Yine toplayacaklar. Genel Başkan Adaylarına bakıyorum. Hepsi iyi yetişmiş, güzel insanlar. Fakat hiç birinin anlamadığı, anlamak istemediği konu şudur; “Türk Siyasetinin sorunu, güven sorunudur.” Bu adayların hiçbiri öncelikle CHP seçmenine, sonra da diğer seçmene güven vermemektedir. Anadolu deyişiyle bunların hiçbiri toprak kokmamaktadır!
Türk Seçmeninin kafasındaki soru şudur; “Bu adam, Tayyiban’ı alt edebilir mi? Beni bademlerden kurtarabilir mi, kazanımlarımı koruyabilir mi, arttırabilir mi?”

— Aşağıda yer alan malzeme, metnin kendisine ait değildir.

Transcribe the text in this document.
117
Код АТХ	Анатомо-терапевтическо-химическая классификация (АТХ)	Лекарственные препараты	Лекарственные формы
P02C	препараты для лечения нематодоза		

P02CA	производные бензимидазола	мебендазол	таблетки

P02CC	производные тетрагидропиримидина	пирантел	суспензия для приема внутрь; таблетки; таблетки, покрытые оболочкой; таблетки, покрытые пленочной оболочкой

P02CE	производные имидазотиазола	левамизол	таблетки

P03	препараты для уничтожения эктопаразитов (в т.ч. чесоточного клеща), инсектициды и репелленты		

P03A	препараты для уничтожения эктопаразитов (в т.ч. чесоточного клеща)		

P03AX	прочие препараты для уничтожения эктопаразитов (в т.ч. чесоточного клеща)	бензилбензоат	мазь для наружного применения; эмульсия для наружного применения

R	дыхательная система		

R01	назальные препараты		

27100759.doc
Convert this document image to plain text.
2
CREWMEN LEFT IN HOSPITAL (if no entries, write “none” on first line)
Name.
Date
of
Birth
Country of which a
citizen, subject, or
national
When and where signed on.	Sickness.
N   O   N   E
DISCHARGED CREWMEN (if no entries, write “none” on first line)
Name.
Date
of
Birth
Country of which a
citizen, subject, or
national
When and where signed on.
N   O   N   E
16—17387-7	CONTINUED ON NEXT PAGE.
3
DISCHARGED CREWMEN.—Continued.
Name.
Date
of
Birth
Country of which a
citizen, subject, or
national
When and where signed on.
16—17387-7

Başıma gelen bir olayı naklederek konuya açıklık getirelim;
CHP’li Milletvekillerinin Silivri’de tutuklu oldukları zamandı. Bir düğün daveti sebebiyle Bergama’nın bir köyüne gittim. Köy kahvesinde sohbet ederken sordum; “Neden CHP’ye, Kılıçdaroğlu ’na oy vermiyorsunuz?
Görmüyor musunuz, namuslu-dürüst adam, daha ne istiyorsunuz?”
Köyden biri aynen şöyle dedi; “Bak Serdaroğlu, CHP’li Milletvekilleri hapiste değil mi? Eee, kendi adamını hapisten çıkaramayan adamdan millete fayda
gelir mi? Tayyip onun yerinde olsaydı, şimdiye kadar Türkiye’yi ayağa kaldırır, adamlarını dışarı çıkartırdı…”
Türk Milletinin %70- 75’indeki algı böyledir. Üstüne üstlük, Atatürk’ün kurduğu bir partinin Genel Başkan Yardımcılığına Atatürk’e ana-avrat küfreden birini, diğerine de tescilli Kürtçü-Bölücüyü oturtursanız, seçmene gökyüzünü de vaat etseniz, oy vermez. Çarpıklık sadece kişilerde değil!
Bir bakıyorsunuz Sosyalist Enternasyonale üye olunuyor, bir bakıyorsunuz İmam-Hatipçi olunuyor!
Vahşi Kapitalizmin temsilcisi “Etekli Kemal Derviş” partinin Genel Başkan Yardımcısı olmuş, emekliye iki maaş vereceğini söylüyor!
Önümüzdeki Kurultay’dan sonra daha da bölünecek CHP’ye önümüzdeki
15-20 senede iktidar görünmüyor…
ÜLKÜCÜ PARTİ;
Ülkücü camia, Türkiye’de Devrimcilerle birlikte devlet tarafından en çok ezilen, işkence gören Milliyetçi-Türkçü-Maneviyatçı bir camiadır. Başbuğ Türkeş’in vefatından sonra bu camia, darbe dönemlerinde bile görmediği eziyeti kendi parti yöneticilerinden gördü.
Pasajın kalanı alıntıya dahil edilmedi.